By now, you should have all you movie files in Matroshka-containers, and if not, because things like wmv-files, or files containing ancient codecs can’t just be re-containered, there’s HandBrake (as usual, apt-get install handbrake-gtk
)
Matroshka Metadata
Apart from title and the languages of audio-tracks and subtitles, Matroshka files do not contain any metadata directly. Instead, they are in an xml-file, which is muxed into the container. Which makes the whole process obviously rather tedious. You don’t want to do it by hand.
Also, it turns out, most application do not read any metadata from the containers AT ALL. mediainfo
of course can do it. So can avinfo
, surprisingly. vlc
can display most of them in a special window. mpv
will display the Title as the window title. But the ones really needing metadata, the media center applications CAN’T. Neither MythTV, nor xbmc. Instead, both of these rely on filenames, and put the metadata into their database, with the added option of using some accompanying file with the movie which gets interpreted as well.
To add insult to injury, given one of these accompanying files with correct data, xbmc will display it, but when trying to fill in the blanks, it will happily try to look it up — by interpreting the filename again, wrongly. At least MediaElch can do this right (and that’s why it gets linked).
So the questions are a) how do we get these “accompanying files” (assuming they’re really needed for getting metadata from the web) and b) how do we get better metadata into them, and c) how do we put this metadata into the files itself.
For this, titlemkv can produce a rudimentary .nfo file for xbmc, when given the -n
switch. It will contain the title, and the year, if it is already set in the mkv. Going from this, MediaElch or any other not broken scraper, can now fill in the blanks and produce .nfo files which contain a lot of information, like directors, actors, summaries and so on.

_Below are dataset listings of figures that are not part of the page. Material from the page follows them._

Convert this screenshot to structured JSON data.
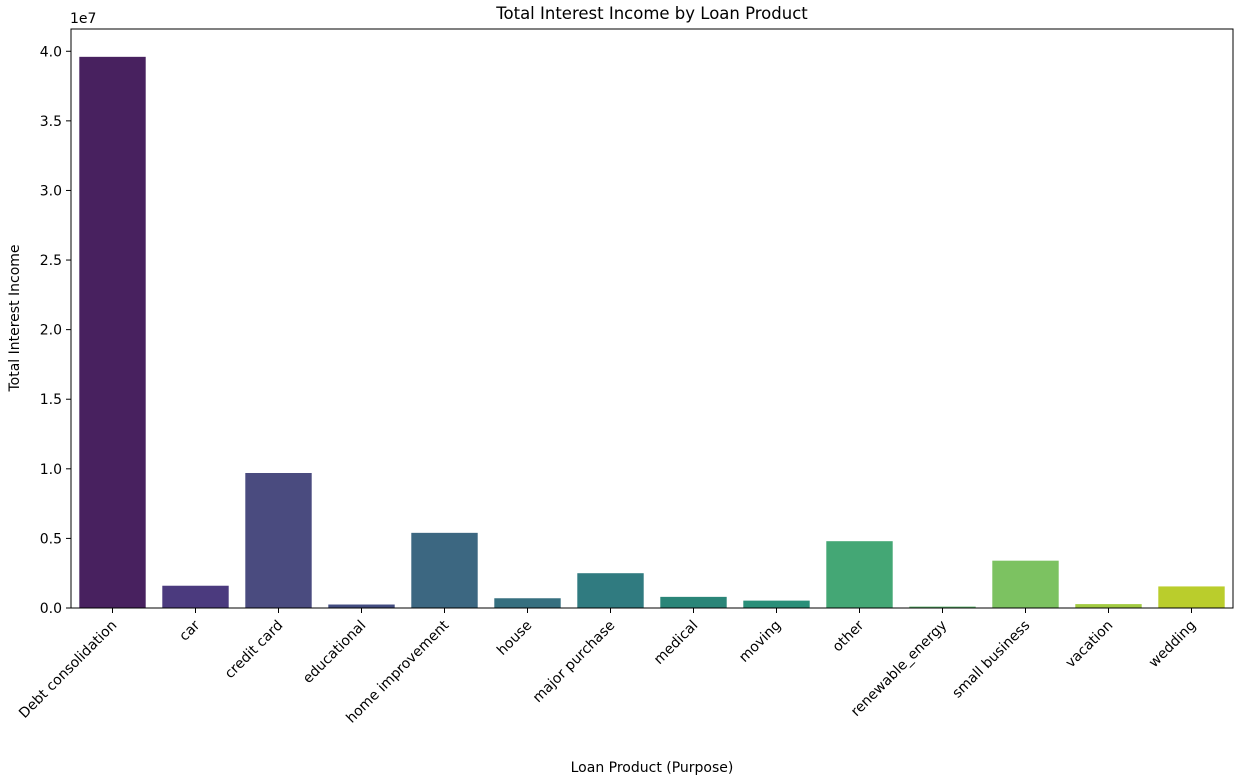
{
  "chart_data": {
    "type": "bar",
    "title": "Total Interest Income by Loan Product",
    "xlabel": "Loan Product (Purpose)",
    "ylabel": "Total Interest Income",
    "y_offset_label": "1e7",
    "categories": [
      "Debt consolidation",
      "car",
      "credit card",
      "educational",
      "home improvement",
      "house",
      "major purchase",
      "medical",
      "moving",
      "other",
      "renewable_energy",
      "small business",
      "vacation",
      "wedding"
    ],
    "values": [
      39600000,
      1600000,
      9700000,
      250000,
      5400000,
      700000,
      2500000,
      800000,
      530000,
      4800000,
      100000,
      3400000,
      280000,
      1550000
    ],
    "colors": [
      "#48215f",
      "#4b3a7e",
      "#4a4b7f",
      "#424c80",
      "#3c6781",
      "#366f7f",
      "#307b80",
      "#2a8578",
      "#2a8f79",
      "#44a775",
      "#5ab36a",
      "#7cc261",
      "#a2cb42",
      "#bacd2c"
    ],
    "y_ticks": [
      0,
      5000000,
      10000000,
      15000000,
      20000000,
      25000000,
      30000000,
      35000000,
      40000000
    ],
    "y_tick_labels": [
      "0.0",
      "0.5",
      "1.0",
      "1.5",
      "2.0",
      "2.5",
      "3.0",
      "3.5",
      "4.0"
    ],
    "ylim": [
      0,
      41600000
    ],
    "grid": false,
    "legend": "none"
  }
}
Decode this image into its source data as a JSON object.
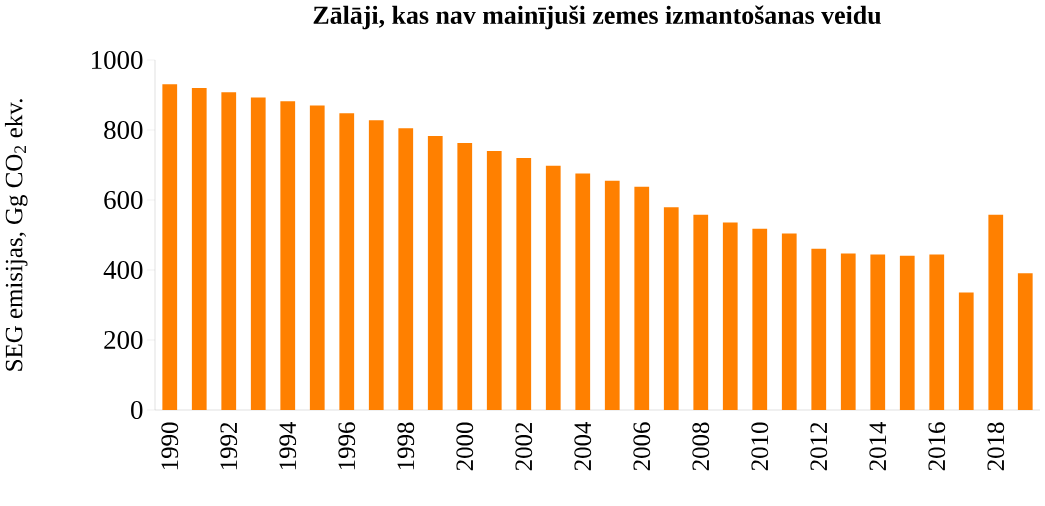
{
  "chart_data": {
    "type": "bar",
    "title": "Zālāji, kas nav mainījuši zemes izmantošanas veidu",
    "ylabel": "SEG emisijas, Gg CO$_{2}$ ekv.",
    "categories": [
      "1990",
      null,
      "1992",
      null,
      "1994",
      null,
      "1996",
      null,
      "1998",
      null,
      "2000",
      null,
      "2002",
      null,
      "2004",
      null,
      "2006",
      null,
      "2008",
      null,
      "2010",
      null,
      "2012",
      null,
      "2014",
      null,
      "2016",
      null,
      "2018",
      null
    ],
    "values": [
      931,
      920,
      908,
      893,
      882,
      870,
      848,
      828,
      805,
      783,
      763,
      740,
      720,
      698,
      676,
      655,
      638,
      579,
      558,
      536,
      518,
      504,
      461,
      447,
      444,
      441,
      444,
      336,
      558,
      391
    ],
    "color": "#ff8000",
    "ylim": [
      0,
      1000
    ],
    "yticks": [
      0,
      200,
      400,
      600,
      800,
      1000
    ],
    "grid": false
  }
}
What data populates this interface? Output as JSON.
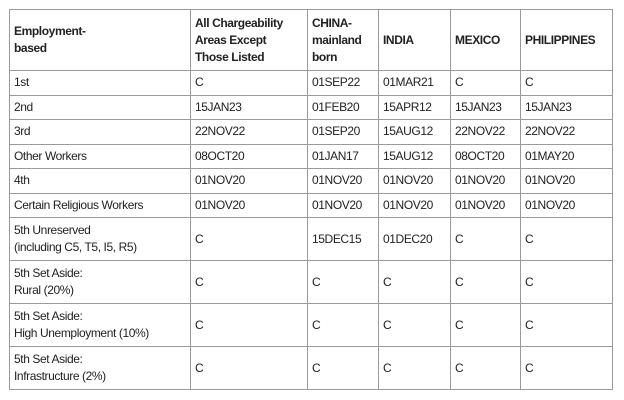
{
  "table": {
    "headers": [
      "Employment-\nbased",
      "All Chargeability\nAreas Except\nThose Listed",
      "CHINA-\nmainland\nborn",
      "INDIA",
      "MEXICO",
      "PHILIPPINES"
    ],
    "rows": [
      [
        "1st",
        "C",
        "01SEP22",
        "01MAR21",
        "C",
        "C"
      ],
      [
        "2nd",
        "15JAN23",
        "01FEB20",
        "15APR12",
        "15JAN23",
        "15JAN23"
      ],
      [
        "3rd",
        "22NOV22",
        "01SEP20",
        "15AUG12",
        "22NOV22",
        "22NOV22"
      ],
      [
        "Other Workers",
        "08OCT20",
        "01JAN17",
        "15AUG12",
        "08OCT20",
        "01MAY20"
      ],
      [
        "4th",
        "01NOV20",
        "01NOV20",
        "01NOV20",
        "01NOV20",
        "01NOV20"
      ],
      [
        "Certain Religious Workers",
        "01NOV20",
        "01NOV20",
        "01NOV20",
        "01NOV20",
        "01NOV20"
      ],
      [
        "5th Unreserved\n(including C5, T5, I5, R5)",
        "C",
        "15DEC15",
        "01DEC20",
        "C",
        "C"
      ],
      [
        "5th Set Aside:\nRural (20%)",
        "C",
        "C",
        "C",
        "C",
        "C"
      ],
      [
        "5th Set Aside:\nHigh Unemployment (10%)",
        "C",
        "C",
        "C",
        "C",
        "C"
      ],
      [
        "5th Set Aside:\nInfrastructure (2%)",
        "C",
        "C",
        "C",
        "C",
        "C"
      ]
    ]
  }
}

The last piece is my nfo2xml script, which will walk over a directory and produce a mkv-compatible XML file out of every .nfo-file it finds. The XML can the be muxed into the mkv-container, thus:
for i in *.mkv; do mkvpropedit $i --tags all:`basename $i .mkv`.xml ; done
The Future
I’ll probably update titlemkv
to generate complete .nfo files from mkv metadata (or split the functionality into another program), also, I want to look at the question of how to incorporate cover images and such. I want all my files to contain useful metadata, and second, as long as this sorry state persists, I want to be able to generate whatever external metadata an application wants out of the incorporated metadata (which has its own merits: I would also be able to rename and sort my whole collection solely according the metadata in the files themselves).
(Edit 1: I wrote a rather stupid shellscript mkvattachcover to convert and attach cover images. It expects them with the filenames provided by MediaElch.)
(Edit 2: For use with mediainfo --inform=file:///path/to/AVinfo.csv
I put up a decent template, AVinfo.csv which will show Matroshka specific tags. No, I have no idea why they’re calling their templates .csv, they aren’t.)
But crucially, the media center applications and the file managers will need to support metadata incorporated into files; just as one expects with audio files where this is absolutely the case.
Metadata MUST reside within the same file. I do understand that certain programs do not want to incorporate code to change this metadata, but just about everything accessing these files must be able to READ it, including media players, scrapers and file managers.
(Edit 3: nautilus displays either cover.jpg or small_cover.jpg as icon. But that’s it, apparently it can’t read any other metadata.)